1.) Provide 2 examples where you feel your author clearly used research methods to gather info about the topic being written about. Please provide quotes from the novel for each example and THOROUGHLY explain why you chose that quote and why you feel the novelist was also a researcher.
When I first began reading this book, I was under the impression that a Japanese man, born and raised in Japan, had wrote this book. Imagine my surprise when I realized the author was born in Tennessee! However, the author of this book has done a great deal of research which he used to write a completely fiction work. After I finished the book, I found myself wondering how he had conducted his research to find all the facts he used in this book. As I flipped to the acknowledgements, I found that he spoke with a few women who used to be geisha.
The research Arthur Golden conducted in Memoirs of a Geisha that I founder most interesting was how the geisha put their make-up on. In pages 70-75, Arthur Golden gives a detailed description of what it took the geisha Hatsumomo, to complete her make-up.

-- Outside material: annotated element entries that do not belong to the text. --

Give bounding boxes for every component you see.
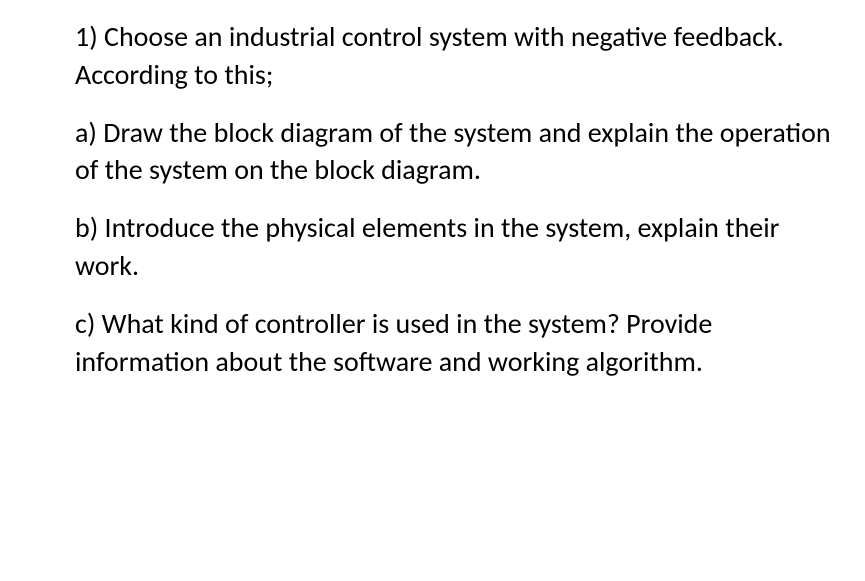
question-part-b: b) Introduce the physical elements in th…: [75, 209, 835, 285]
question-intro: 1) Choose an industrial control system w…: [75, 18, 835, 94]
question-part-c: c) What kind of controller is used in th…: [75, 305, 835, 381]
question-part-a: a) Draw the block diagram of the system …: [75, 114, 835, 190]
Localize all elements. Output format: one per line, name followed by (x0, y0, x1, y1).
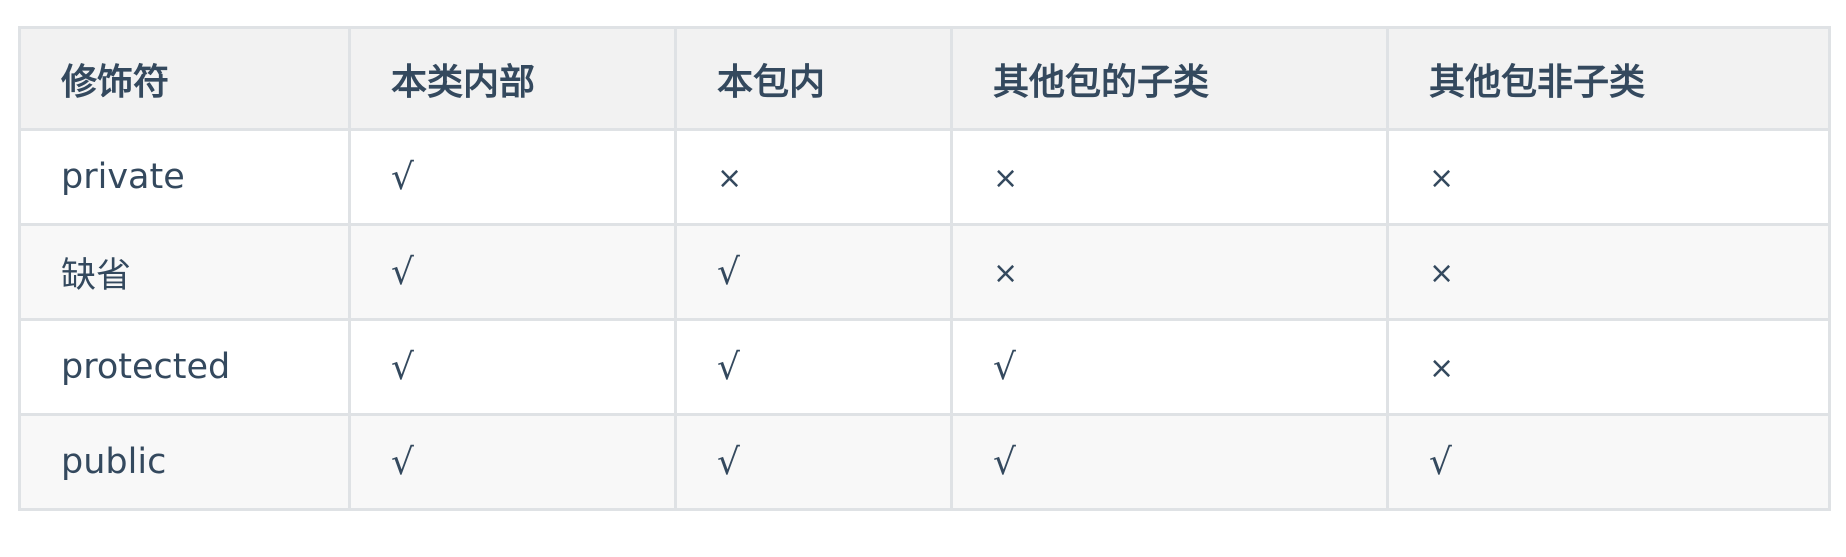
access-mark: × (993, 256, 1019, 291)
modifier-cell: protected (18, 318, 351, 416)
access-mark: × (993, 161, 1019, 196)
access-mark: √ (391, 441, 414, 483)
header-row: 修饰符 本类内部 本包内 其他包的子类 其他包非子类 (18, 26, 1831, 131)
table-row: private √ × × × (18, 128, 1831, 226)
modifier-cell: 缺省 (18, 223, 351, 321)
access-mark: √ (391, 251, 414, 293)
access-mark: √ (1429, 441, 1452, 483)
access-cell: √ (674, 223, 953, 321)
access-cell: × (1386, 128, 1831, 226)
access-mark: × (1429, 161, 1455, 196)
access-mark: × (1429, 351, 1455, 386)
access-mark: √ (717, 346, 740, 388)
access-mark: √ (391, 156, 414, 198)
access-modifier-table-container: 修饰符 本类内部 本包内 其他包的子类 其他包非子类 private √ × ×… (18, 26, 1831, 511)
access-cell: × (1386, 318, 1831, 416)
access-cell: √ (348, 223, 677, 321)
access-cell: √ (950, 318, 1389, 416)
access-cell: √ (348, 318, 677, 416)
header-subclass-other-package: 其他包的子类 (950, 26, 1389, 131)
access-cell: √ (348, 413, 677, 511)
access-mark: √ (993, 346, 1016, 388)
access-cell: √ (674, 413, 953, 511)
access-cell: √ (950, 413, 1389, 511)
access-cell: × (674, 128, 953, 226)
access-cell: × (1386, 223, 1831, 321)
access-cell: √ (1386, 413, 1831, 511)
header-same-class: 本类内部 (348, 26, 677, 131)
access-mark: √ (993, 441, 1016, 483)
access-cell: × (950, 223, 1389, 321)
header-non-subclass-other-package: 其他包非子类 (1386, 26, 1831, 131)
table-row: public √ √ √ √ (18, 413, 1831, 511)
access-cell: × (950, 128, 1389, 226)
access-mark: × (1429, 256, 1455, 291)
modifier-cell: private (18, 128, 351, 226)
header-same-package: 本包内 (674, 26, 953, 131)
table-row: protected √ √ √ × (18, 318, 1831, 416)
access-mark: × (717, 161, 743, 196)
access-cell: √ (674, 318, 953, 416)
access-modifier-table: 修饰符 本类内部 本包内 其他包的子类 其他包非子类 private √ × ×… (18, 26, 1831, 511)
modifier-cell: public (18, 413, 351, 511)
access-mark: √ (391, 346, 414, 388)
access-mark: √ (717, 251, 740, 293)
header-modifier: 修饰符 (18, 26, 351, 131)
access-cell: √ (348, 128, 677, 226)
access-mark: √ (717, 441, 740, 483)
table-row: 缺省 √ √ × × (18, 223, 1831, 321)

”She took some time to wipe her hands clean on a rag, and then moistened one of her flat makeup brushes in a dish of water and rubbed it in the makeup until she had a chalky white paste. She used this to paint her face and neck, but left her eyes bare, as well as the area around the lips and nose [...] she dampened some smaller brushes and used them to fill in the cutouts [...]. Now she moistened her pigment sticks and used them to rub a reddish blush onto her cheeks. The fashion at that time was to leave the upper lip unpainted, which made the lower lip look fuller [...] and this is what Hatsumomo did. Now Hatsumomo took the twig of paulownia wood she’d shown me earlier and lit it with a match. After it had burned for a few seconds she blew it out cooled it with her finger-tips, and then went back to the mirror to draw in her eyebrows with the charcoal.”
I also found the research he did about a geisha’s mizuage, which is the losing of her virginity to a man who pays a very generous price to have the privlege of taking her virginity. When picking the men a geisha think would be interested in the mizuage, she presents them with ekubo.
“Mameha went to a confectioner’s shop that same week and ordered on my behalf a kind of sweet-rice cake we call ekubo, which is the Japanese word for dimple. We call them ekubo because they have a dimple in the top with a tiny red circle in the center; some people think they look very suggestive” (Golden, 1997, p. 278).
2.) How does the author hook in the reader at the beginning of the novel? Please provide 2 quotes from the novel and THOROUGHLY explain why you chose those quotes and why you feel the novelist did what he/she did.
The author hooks in the reader by starting the book as if the main character is speaking right to you. It as if she is telling the reader her story herself, over tea. I say this because the very first paragraph of the book starts out like this:
“Suppose that you and I were sitting in a quiet room overlooking a garden, chatting and sipping at our cups of green tea while we talked about something that had happened a long while ago…” (Golden, 1997, p. 1).
Another way the author hooks the reader in is by raising curiousity, also in the very first paragraph of the book.
”But the truth is that the afternoon when I met Mr. Tanaka Ichiro really was the best and worst of my life [...] If I had never know him, I’m sure Iwould not have become a geisha” (Golden, 1997, p. 1).
The mixture of almost a personal element to the book and also curiousity about why meeting Mr. Tanaka was the best and worst day of her life, pushes the reader forward. I think the author did this to make the book more realistic and believeable, as if the main character is personally and exculsively telling the reader her story.
3.) What is the connection between the introduction and conclusion of the novel? How does/doesn’t the author form a circle between intro and conclusion? More specifically, what have you learned about storytelling from this author considering the Zinsser article you read about “the lead and the ending” and the Faryna article “Finding identity and voice?”
The connection between the introduction and conclusion was a little harder for me to see at first than I had hoped. After I flipped back and forth for a small amount of time, I finally figured it out. The author starts, continues and ends the book with the main character speaking to the audience in a personal way. She is, and has been, a geisha for a long while in the introduction and conclusion of the book.
After reading the Zinsser article I learned that the introduction needs to pull the reader in. Not just the first sentence, but the entire introduction needs to flow and seduce the reader, or you may lose them. The author may use a story to lead the reader in, try to make the reader curious, or simply make the reader smile. The author of Memoirs of a Geisha does all three of these things, which makes for an intoxicating and interesting story.
After reading your test on Memoirs of a Geisha, i am curious to read it. You provided really good examples and explained that it really sucked you in even from the beginning. I think i got a new book to read, that is, when i have time to.